Delivering emergency housing for 10,000 vulnerable New ZealandersSocial Housing
The Government has secured 870 transitional places providing housing for 3480 households a year for around 10,000 New Zealanders in need of warm and safe housing, with a further 728 places a year set to be available by winter, Social Housing Minister Amy Adams says.
“With winter approaching, the demand for warm, safe housing will peak. We are focused on having a significant number of housing places available for those who need it,” says Ms Adams.
“By the end of June, we’re on track to have 1598 places available at any one time. Overall, this will help around 6392 families a year with their short-term accommodation needs.
“While the strong housing market in Auckland has made finding new places challenging, we are making good progress. We’re on track to deliver 621 houses in our biggest city by Winter. This will support 2484 Auckland families a year.
“We’re securing new houses all the time, with another 136 places expected in Auckland by the end of the month.”
In 2016, the Government set aside $354 million to secure 2150 transitional houses around New Zealand. This will assist 8600 families every year. This is the first time transitional housing has received ongoing, direct funding from the Government.
“It’s important that, during times of need, vulnerable New Zealanders have a warm, dry place to stay while they get back on their feet. That’s why we’re investing $354 million in transitional housing to support 8600 families every year.”
“Getting to 2150 houses is an ambitious target. With 1598 places by end of June, we still have some way to go. But we are working hard to deliver the transitional houses New Zealanders need,” says Ms Adams.
“The 8600 transitional housing places are just one part of our plan to support New Zealanders in need of housing, from urgent shelter to long-term social housing.
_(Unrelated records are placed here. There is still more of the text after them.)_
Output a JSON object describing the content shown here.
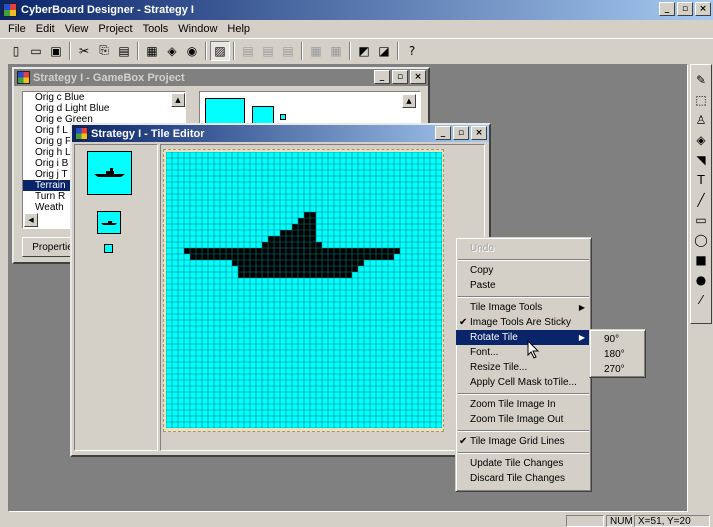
{
  "app": {
    "title": "CyberBoard Designer - Strategy I"
  },
  "caption_buttons": {
    "minimize": "_",
    "restore": "▫",
    "close": "×"
  },
  "menu": [
    "File",
    "Edit",
    "View",
    "Project",
    "Tools",
    "Window",
    "Help"
  ],
  "toolbar": {
    "buttons": [
      {
        "name": "new-icon",
        "glyph": "▯",
        "disabled": false
      },
      {
        "name": "open-icon",
        "glyph": "▭",
        "disabled": false
      },
      {
        "name": "save-icon",
        "glyph": "▣",
        "disabled": false
      },
      {
        "name": "cut-icon",
        "glyph": "✂",
        "disabled": false
      },
      {
        "name": "copy-icon",
        "glyph": "⎘",
        "disabled": false
      },
      {
        "name": "paste-icon",
        "glyph": "▤",
        "disabled": false
      },
      {
        "name": "board-icon",
        "glyph": "▦",
        "disabled": false
      },
      {
        "name": "tray-icon",
        "glyph": "◈",
        "disabled": false
      },
      {
        "name": "pieces-icon",
        "glyph": "◉",
        "disabled": false
      },
      {
        "name": "grid-icon",
        "glyph": "▨",
        "disabled": false,
        "pressed": true
      },
      {
        "name": "layer1-icon",
        "glyph": "▤",
        "disabled": true
      },
      {
        "name": "layer2-icon",
        "glyph": "▤",
        "disabled": true
      },
      {
        "name": "layer3-icon",
        "glyph": "▤",
        "disabled": true
      },
      {
        "name": "table1-icon",
        "glyph": "▦",
        "disabled": true
      },
      {
        "name": "table2-icon",
        "glyph": "▦",
        "disabled": true
      },
      {
        "name": "front-icon",
        "glyph": "◩",
        "disabled": false
      },
      {
        "name": "back-icon",
        "glyph": "◪",
        "disabled": false
      },
      {
        "name": "context-help-icon",
        "glyph": "?",
        "disabled": false
      }
    ]
  },
  "tool_palette": [
    {
      "name": "pencil-tool-icon",
      "glyph": "✎"
    },
    {
      "name": "select-tool-icon",
      "glyph": "⬚"
    },
    {
      "name": "bucket-tool-icon",
      "glyph": "♙"
    },
    {
      "name": "fill-tool-icon",
      "glyph": "◈"
    },
    {
      "name": "color-swap-icon",
      "glyph": "◥"
    },
    {
      "name": "text-tool-icon",
      "glyph": "T"
    },
    {
      "name": "line-tool-icon",
      "glyph": "╱"
    },
    {
      "name": "rectangle-tool-icon",
      "glyph": "▭"
    },
    {
      "name": "ellipse-tool-icon",
      "glyph": "◯"
    },
    {
      "name": "filled-rectangle-icon",
      "glyph": "■"
    },
    {
      "name": "filled-ellipse-icon",
      "glyph": "●"
    },
    {
      "name": "dropper-tool-icon",
      "glyph": "⁄"
    }
  ],
  "gamebox_window": {
    "title": "Strategy I - GameBox Project",
    "list": [
      "Orig c Blue",
      "Orig d Light Blue",
      "Orig e Green",
      "Orig f L",
      "Orig g F",
      "Orig h L",
      "Orig i B",
      "Orig j T",
      "Terrain",
      "Turn R",
      "Weath"
    ],
    "selected_index": 8,
    "properties_button": "Properties"
  },
  "tile_editor": {
    "title": "Strategy I - Tile Editor",
    "tile_color": "#00ffff",
    "grid_line_color": "#008080",
    "pixel_color": "#000000"
  },
  "context_menu": {
    "items": [
      {
        "type": "item",
        "label": "Undo",
        "disabled": true
      },
      {
        "type": "sep"
      },
      {
        "type": "item",
        "label": "Copy"
      },
      {
        "type": "item",
        "label": "Paste"
      },
      {
        "type": "sep"
      },
      {
        "type": "item",
        "label": "Tile Image Tools",
        "submenu": true
      },
      {
        "type": "item",
        "label": "Image Tools Are Sticky",
        "checked": true
      },
      {
        "type": "item",
        "label": "Rotate Tile",
        "submenu": true,
        "highlighted": true
      },
      {
        "type": "item",
        "label": "Font..."
      },
      {
        "type": "item",
        "label": "Resize Tile..."
      },
      {
        "type": "item",
        "label": "Apply Cell Mask toTile..."
      },
      {
        "type": "sep"
      },
      {
        "type": "item",
        "label": "Zoom Tile Image In"
      },
      {
        "type": "item",
        "label": "Zoom Tile Image Out"
      },
      {
        "type": "sep"
      },
      {
        "type": "item",
        "label": "Tile Image Grid Lines",
        "checked": true
      },
      {
        "type": "sep"
      },
      {
        "type": "item",
        "label": "Update Tile Changes"
      },
      {
        "type": "item",
        "label": "Discard Tile Changes"
      }
    ],
    "rotate_submenu": [
      "90°",
      "180°",
      "270°"
    ]
  },
  "status_bar": {
    "num": "NUM",
    "coords": "X=51, Y=20"
  }
}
We are also planning to increase the number of social houses from 66,000 today to 72,000 over the next three years.”
Every transitional housing place is managed by specialist emergency housing providers who are skilled in providing a range of social and tenancy-related support.
“People living in emergency housing are able to stay for an average of 12 weeks. They'll also receive support for up to a further 12 weeks once they move into more sustainable accommodation,” says Ms Adams.
“While someone's living in transitional accommodation, their provider will work with them to help them secure more sustainable accommodation, as well as provide tailored support and guidance in any other areas they may need it - for example, budgeting advice, household and cooking skills or parenting education."
About our plan for social housing:
This year, the Government will spend $2.3 billion supporting 310,000 households with their accommodation. Additionally, those seeking immediate shelter can access a Special Needs Grant for accommodation. We have invested $354 million to help 8600 families every year with a warm, safe place to stay. 3660 of these will be in Auckland. We are also growing the number of social houses available, from 66,000 today to 72,000 by 2020.